US to end preferential trade terms Under GSP for India
The US President Trump has terminated India’s designation as a beneficiary developing nation under the Generalized System of Preference (GSP) trade programme.
Why did the US Withdrew?
The US has stated that:
- India did not assure the US that it will provide equitable and reasonable access to its markets.
- India has implemented a wide array of trade barriers which create serious negative effects on the United States trade.
- Despite intensive engagement, India has failed to take the necessary steps to meet the GSP criterion.
India was the largest beneficiary under the GSP programme in 2017 with $5.7 billion in imports to the US given duty-free status.
Generalised System of Preferences
Generalised System of Preferences was instituted by the US in 1976 under the Trade Act of 1974. It is a U.S. trade program designed to promote economic growth in the developing world by providing preferential duty-free entry for up to 4,800 products from 129 designated beneficiary countries and territories.

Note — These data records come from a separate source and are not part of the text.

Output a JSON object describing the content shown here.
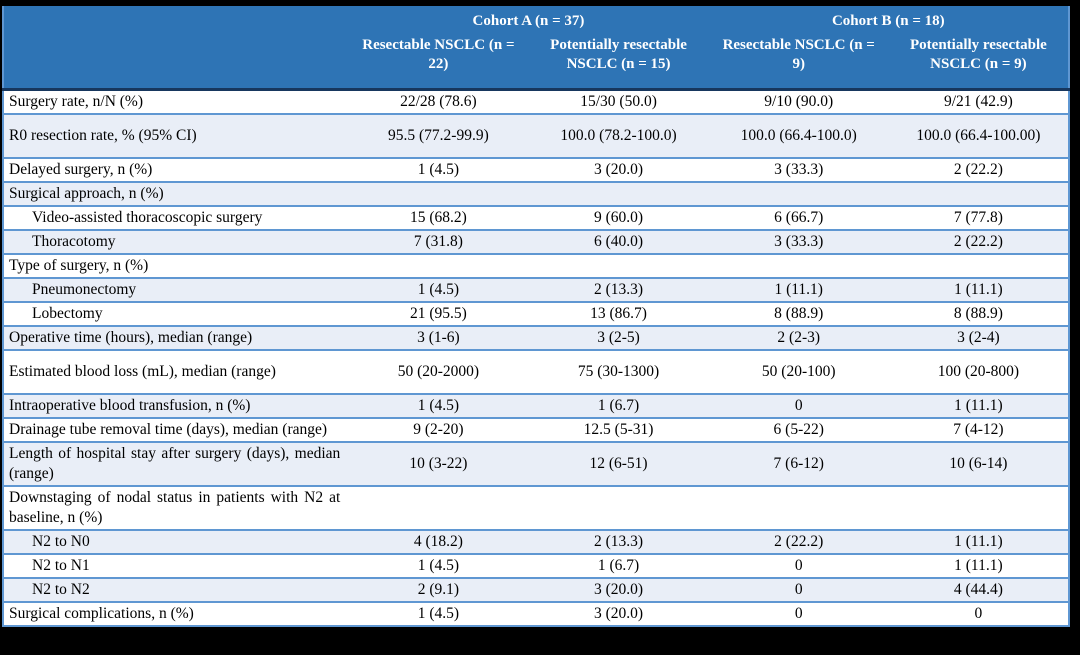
{
  "table": {
    "colors": {
      "header_bg": "#2E74B5",
      "header_text": "#FFFFFF",
      "row_alt": "#E9EEF7",
      "line": "#5F97D2",
      "header_rule": "#17375E",
      "frame": "#000000"
    },
    "header": {
      "corner": "",
      "cohort_a": "Cohort A (n = 37)",
      "cohort_b": "Cohort B (n = 18)",
      "columns": [
        "Resectable NSCLC (n = 22)",
        "Potentially resectable NSCLC (n = 15)",
        "Resectable NSCLC (n = 9)",
        "Potentially resectable NSCLC (n = 9)"
      ]
    },
    "rows": [
      {
        "label": "Surgery rate, n/N (%)",
        "indent": false,
        "tall": false,
        "values": [
          "22/28 (78.6)",
          "15/30 (50.0)",
          "9/10 (90.0)",
          "9/21 (42.9)"
        ]
      },
      {
        "label": "R0 resection rate, % (95% CI)",
        "indent": false,
        "tall": true,
        "values": [
          "95.5 (77.2-99.9)",
          "100.0 (78.2-100.0)",
          "100.0 (66.4-100.0)",
          "100.0 (66.4-100.00)"
        ]
      },
      {
        "label": "Delayed surgery, n (%)",
        "indent": false,
        "tall": false,
        "values": [
          "1 (4.5)",
          "3 (20.0)",
          "3 (33.3)",
          "2 (22.2)"
        ]
      },
      {
        "label": "Surgical approach, n (%)",
        "indent": false,
        "tall": false,
        "values": [
          "",
          "",
          "",
          ""
        ]
      },
      {
        "label": "Video-assisted thoracoscopic surgery",
        "indent": true,
        "tall": false,
        "values": [
          "15 (68.2)",
          "9 (60.0)",
          "6 (66.7)",
          "7 (77.8)"
        ]
      },
      {
        "label": "Thoracotomy",
        "indent": true,
        "tall": false,
        "values": [
          "7 (31.8)",
          "6 (40.0)",
          "3 (33.3)",
          "2 (22.2)"
        ]
      },
      {
        "label": "Type of surgery, n (%)",
        "indent": false,
        "tall": false,
        "values": [
          "",
          "",
          "",
          ""
        ]
      },
      {
        "label": "Pneumonectomy",
        "indent": true,
        "tall": false,
        "values": [
          "1 (4.5)",
          "2 (13.3)",
          "1 (11.1)",
          "1 (11.1)"
        ]
      },
      {
        "label": "Lobectomy",
        "indent": true,
        "tall": false,
        "values": [
          "21 (95.5)",
          "13 (86.7)",
          "8 (88.9)",
          "8 (88.9)"
        ]
      },
      {
        "label": "Operative time (hours), median (range)",
        "indent": false,
        "tall": false,
        "values": [
          "3 (1-6)",
          "3 (2-5)",
          "2 (2-3)",
          "3 (2-4)"
        ]
      },
      {
        "label": "Estimated blood loss (mL), median (range)",
        "indent": false,
        "tall": true,
        "values": [
          "50 (20-2000)",
          "75 (30-1300)",
          "50 (20-100)",
          "100 (20-800)"
        ]
      },
      {
        "label": "Intraoperative blood transfusion, n (%)",
        "indent": false,
        "tall": false,
        "values": [
          "1 (4.5)",
          "1 (6.7)",
          "0",
          "1 (11.1)"
        ]
      },
      {
        "label": "Drainage tube removal time (days), median (range)",
        "indent": false,
        "tall": false,
        "values": [
          "9 (2-20)",
          "12.5 (5-31)",
          "6 (5-22)",
          "7 (4-12)"
        ]
      },
      {
        "label": "Length of hospital stay after surgery (days), median (range)",
        "indent": false,
        "tall": false,
        "values": [
          "10 (3-22)",
          "12 (6-51)",
          "7 (6-12)",
          "10 (6-14)"
        ]
      },
      {
        "label": "Downstaging of nodal status in patients with N2 at baseline, n (%)",
        "indent": false,
        "tall": false,
        "values": [
          "",
          "",
          "",
          ""
        ]
      },
      {
        "label": "N2 to N0",
        "indent": true,
        "tall": false,
        "values": [
          "4 (18.2)",
          "2 (13.3)",
          "2 (22.2)",
          "1 (11.1)"
        ]
      },
      {
        "label": "N2 to N1",
        "indent": true,
        "tall": false,
        "values": [
          "1 (4.5)",
          "1 (6.7)",
          "0",
          "1 (11.1)"
        ]
      },
      {
        "label": "N2 to N2",
        "indent": true,
        "tall": false,
        "values": [
          "2 (9.1)",
          "3 (20.0)",
          "0",
          "4 (44.4)"
        ]
      },
      {
        "label": "Surgical complications, n (%)",
        "indent": false,
        "tall": false,
        "values": [
          "1 (4.5)",
          "3 (20.0)",
          "0",
          "0"
        ]
      }
    ]
  }
}
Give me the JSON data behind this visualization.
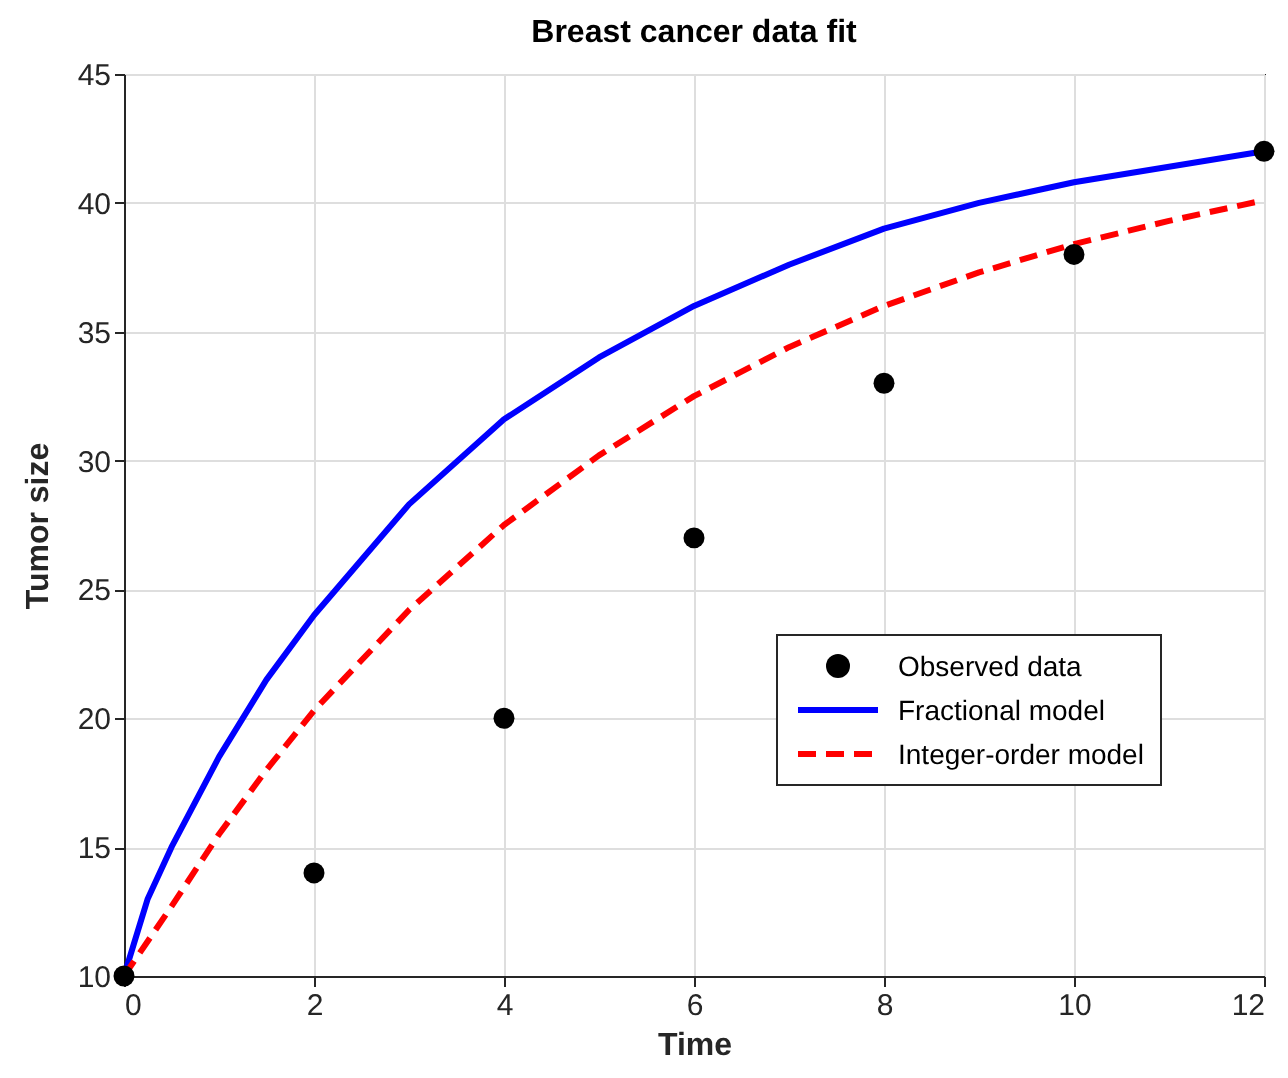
{
  "chart_data": {
    "type": "line",
    "title": "Breast cancer data fit",
    "xlabel": "Time",
    "ylabel": "Tumor size",
    "xlim": [
      0,
      12
    ],
    "xticks": [
      0,
      2,
      4,
      6,
      8,
      10,
      12
    ],
    "ylim": [
      10,
      45
    ],
    "yticks": [
      10,
      15,
      20,
      25,
      30,
      35,
      40,
      45
    ],
    "grid": true,
    "legend": "bottom right",
    "series": [
      {
        "name": "Observed data",
        "type": "scatter",
        "marker": "circle",
        "color": "#000000",
        "x": [
          0,
          2,
          4,
          6,
          8,
          10,
          12
        ],
        "values": [
          10,
          14,
          20,
          27,
          33,
          38,
          42
        ]
      },
      {
        "name": "Fractional model",
        "type": "line",
        "line_style": "solid",
        "color": "#0000ff",
        "x": [
          0,
          0.25,
          0.5,
          1,
          1.5,
          2,
          3,
          4,
          5,
          6,
          7,
          8,
          9,
          10,
          11,
          12
        ],
        "values": [
          10,
          13,
          15,
          18.5,
          21.5,
          24,
          28.3,
          31.6,
          34,
          36,
          37.6,
          39,
          40,
          40.8,
          41.4,
          42
        ]
      },
      {
        "name": "Integer-order model",
        "type": "line",
        "line_style": "dashed",
        "color": "#ff0000",
        "x": [
          0,
          0.5,
          1,
          1.5,
          2,
          3,
          4,
          5,
          6,
          7,
          8,
          9,
          10,
          11,
          12
        ],
        "values": [
          10,
          12.7,
          15.5,
          18,
          20.3,
          24.2,
          27.5,
          30.2,
          32.5,
          34.4,
          36,
          37.3,
          38.4,
          39.3,
          40.1
        ]
      }
    ]
  }
}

The GSP is the largest and oldest US trade preference programme which was designed to promote economic development by allowing duty-free access for thousands of products from designated developing countries.
The other criteria under the GSP includes respecting arbitral awards in favour of the US citizens or corporations, combating child labour, respecting internationally recognised worker rights, providing adequate and effective intellectual property protection, and providing the US with equitable and reasonable market access.
Countries are graduated from the GSP programme depending on factors related to economic development.